Last Friday evening, by a special invitation, I met with prospective investors for my upcoming film project based on Afrika’s Struggle: His Experiential Journey at a mayoral event. On Saturday, I hosted a book signing and I wish to thank everyone who patronized my book. Yesterday, I returned home – NY.
Taking my talent to South Beach – meeting with prospective investors for my film project and hosting a book signing the next day
Miami-Dade Public Library System (and one of my patrons is working on getting my book into Broward County Public Library System, also)
Hanging out with the head honcho of Jamaicans.com
As a PADI certified rescue diver, I am off to the open ocean. Sharks will be saying that’s not a man – that’s one of us – another shark.
A director of finance for a non-profit organization, sits on a couple of non-profit boards and an owner of a bakery in Miami
A world renowned sportswriter with the Miami Herald
Lunch – Colombian cuisine – in South Beach
I came, I saw, bye South Beach, back to NY!
3 Responses to “Afrika’s Struggle Does South Beach”
Hi Karl. I have finished reading your book. Interesting. I don’t know a lot of historic detail, but could relate to the names and events that were mentioned. It is a heroic story and probably could be enlarged into screenplay and movie( I am a dreamer), but of course it would need more detail etc. Was interesting to note that with the historic theme, there is so much murder on one hand, and attention to religion and spiritual practice on the other. This type of book should appear at the Calabash, Talking Trees, and Book Industry of Jamaica festivals and would interest university students of history. Lots of Jamaican authors these days sending their books.

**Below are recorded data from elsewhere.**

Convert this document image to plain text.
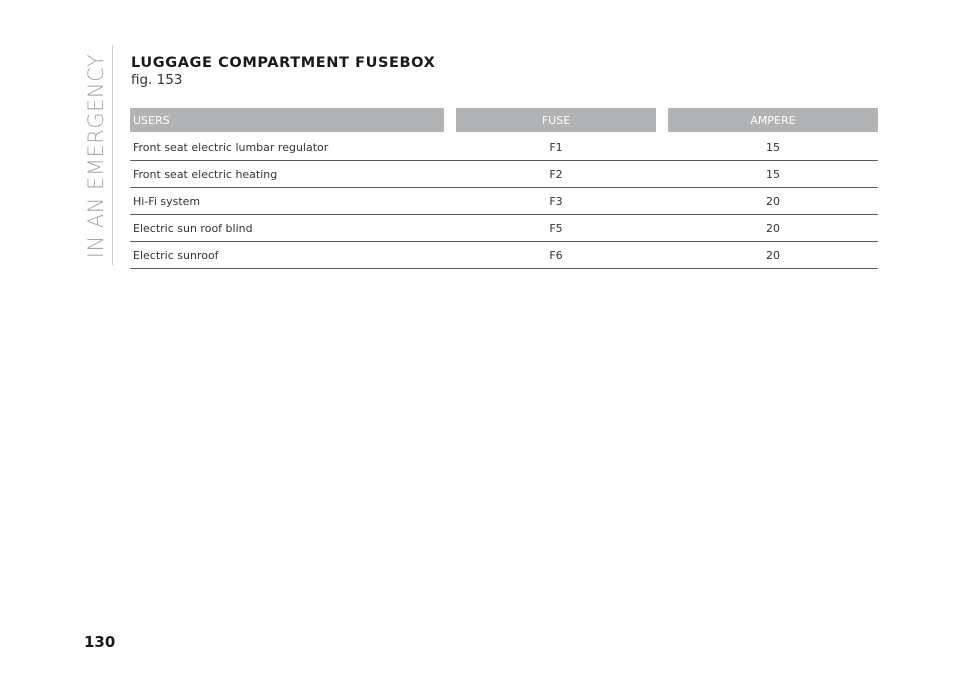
IN AN EMERGENCY LUGGAGE COMPARTMENT FUSEBOX
fig. 153
USERS		FUSE		AMPERE
Front seat electric lumbar regulator		F1		15
Front seat electric heating		F2		15
Hi-Fi system		F3		20
Electric sun roof blind		F5		20
Electric sunroof		F6		20
130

I notice that you don’t have any publisher nor author contact information. …..When I read the first chapter, there were so many names and a lot to take in, but it set the stage for the story and the rest of the book was an easy read. Thanks for sharing your thoughts and yourself . Best wishes with this and other books to come.
Your book should be required reading in every school .. every young mind should be exposed to Afrika’s Struggle ..

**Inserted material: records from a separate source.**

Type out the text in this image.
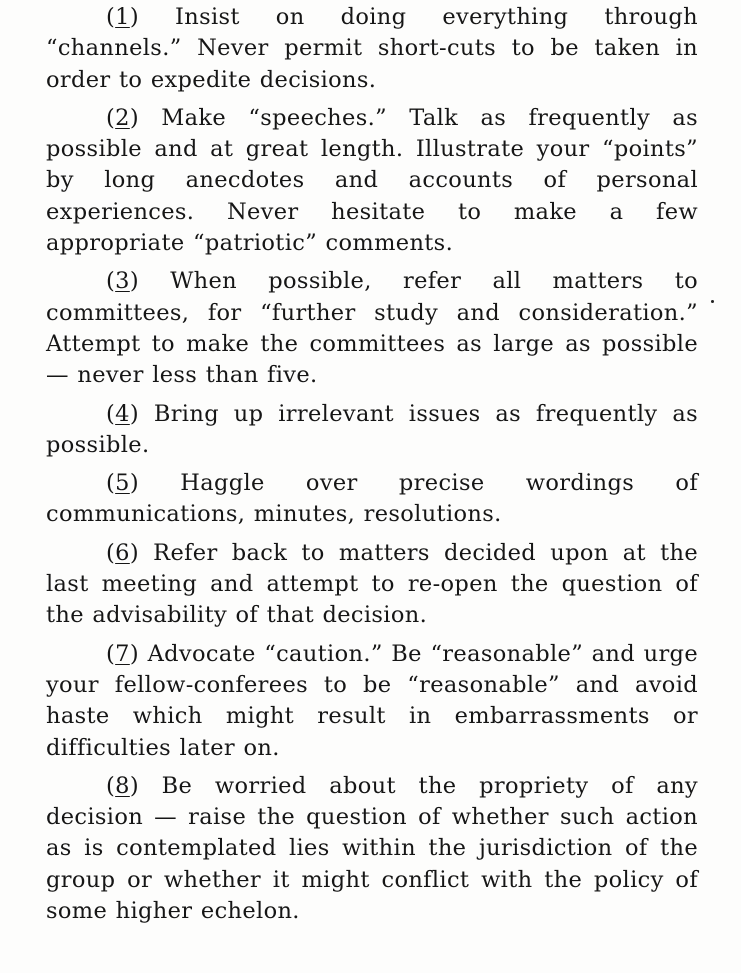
(1) Insist on doing everything through “channels.” Never permit short-cuts to be taken in order to expedite decisions.

(2) Make “speeches.” Talk as frequently as possible and at great length. Illustrate your “points” by long anecdotes and accounts of personal experiences. Never hesitate to make a few appropriate “patriotic” comments.

(3) When possible, refer all matters to committees, for “further study and consideration.” Attempt to make the committees as large as possible — never less than five.

(4) Bring up irrelevant issues as frequently as possible.

(5) Haggle over precise wordings of communications, minutes, resolutions.

(6) Refer back to matters decided upon at the last meeting and attempt to re-open the question of the advisability of that decision.

(7) Advocate “caution.” Be “reasonable” and urge your fellow-conferees to be “reasonable” and avoid haste which might result in embarrassments or difficulties later on.

(8) Be worried about the propriety of any decision — raise the question of whether such action as is contemplated lies within the jurisdiction of the group or whether it might conflict with the policy of some higher echelon.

Our exposure to the middle passage in school (in my day) was confined to West Indian history .. your book takes the reader on Afrika’s journey, and teaches history along the way.

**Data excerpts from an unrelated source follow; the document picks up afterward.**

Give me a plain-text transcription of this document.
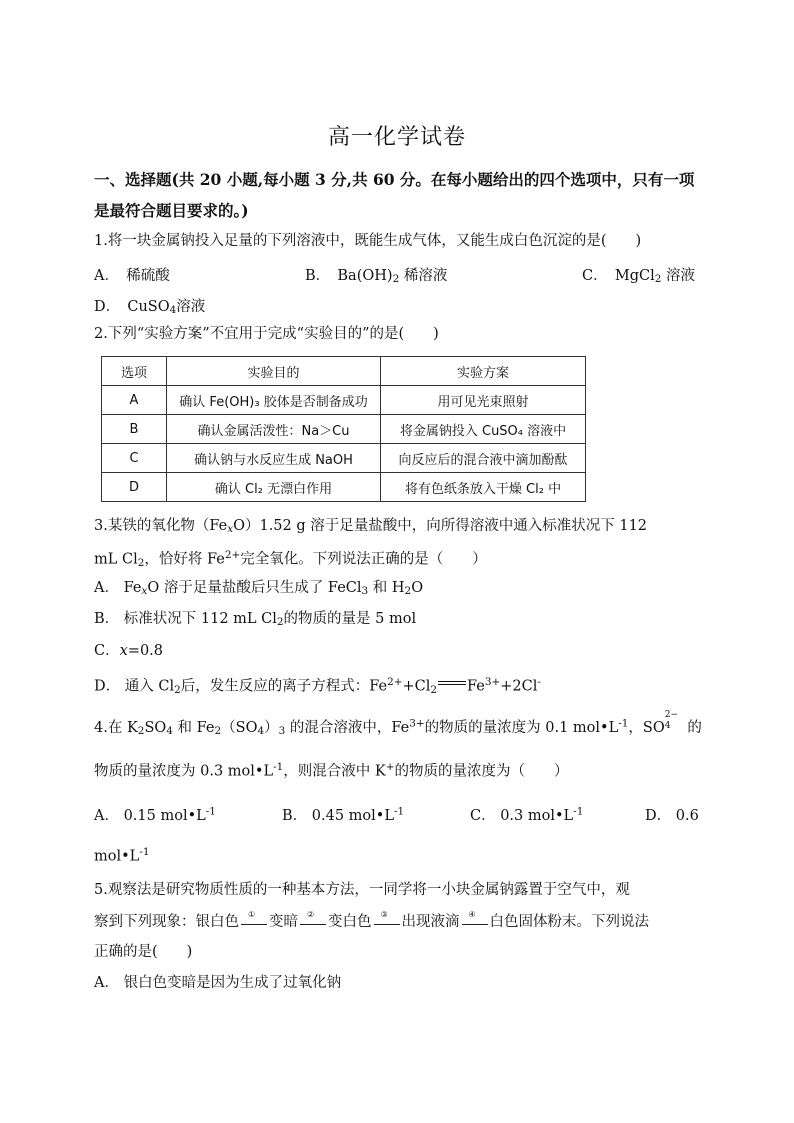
高一化学试卷
一、选择题(共 20 小题,每小题 3 分,共 60 分。在每小题给出的四个选项中，只有一项
是最符合题目要求的。)
1.将一块金属钠投入足量的下列溶液中，既能生成气体，又能生成白色沉淀的是(　　)
A．　稀硫酸	B．　$Ba(OH)_2$ 稀溶液	C．　MgCl$_2$ 溶液
D．　CuSO$_4$溶液
2.下列“实验方案”不宜用于完成“实验目的”的是(　　)
选项	实验目的	实验方案
A	确认 Fe(OH)₃ 胶体是否制备成功	用可见光束照射
B	确认金属活泼性：Na＞Cu	将金属钠投入 CuSO₄ 溶液中
C	确认钠与水反应生成 NaOH	向反应后的混合液中滴加酚酞
D	确认 Cl₂ 无漂白作用	将有色纸条放入干燥 Cl₂ 中
3.某铁的氧化物$(Fe_xO)1.52$ g 溶于足量盐酸中，向所得溶液中通入标准状况下 112
mL $Cl_2$，恰好将 $Fe^{2+}$完全氧化。下列说法正确的是（　　）
A． $Fe_xO$ 溶于足量盐酸后只生成了 FeCl$_3$ 和 $H_2O$
B． 标准状况下 112 mL $Cl_2$的物质的量是 5 mol
C．x=0.8
D． 通入 $Cl_2$后，发生反应的离子方程式：$Fe^{2+}+Cl_2$ $Fe^{3+}+2Cl^-$
4.在 $K_2SO_4$ 和 $Fe_2(SO_4)_3$ 的混合溶液中，$Fe^{3+}$的物质的量浓度为 0.1 $mol•L^{-1}$，SO
2−
4 的
物质的量浓度为 0.3 $mol•L^{-1}$，则混合液中 K+的物质的量浓度为（　　）
A． 0.15 $mol•L^{-1}$	B． 0.45 $mol•L^{-1}$	C． 0.3 $mol•L^{-1}$	D． 0.6
$mol•L^{-1}$
5.观察法是研究物质性质的一种基本方法，一同学将一小块金属钠露置于空气中，观
察到下列现象：银白色 ① 变暗 ② 变白色 ③ 出现液滴 ④ 白色固体粉末。下列说法
正确的是(　　)
A． 银白色变暗是因为生成了过氧化钠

The history books I studied tended to start the story of the slave trade from the point of capture, through the middle passage, and onwards. Your book paints a vivid picture of the political structure and strife within the African tribes of that era.
I’m loving it. Taking my time and reading it. Still on chapter 5, and wish I could teef off work tomorrow again to continue the journey with Afrika.
P.S. .. Afrika
P.P.S. .. was gushing so much about the history (cuz I’m a history buff), I forgot to say – love the plot ..
Today, I took excerpts from your book to recap my lesson in social studies on the slave trade. I was able to also show my students an illustration of the announcement of the arrival of the slave cargo on page 45 of your book. I spoke briefly about the author of the book and they were quite interested to know that someone else wrote about what they were learning. They were even more fascinated to know that this book lines up with their school’s textbook. It is factual. Personally, I can’t wait to see the movie!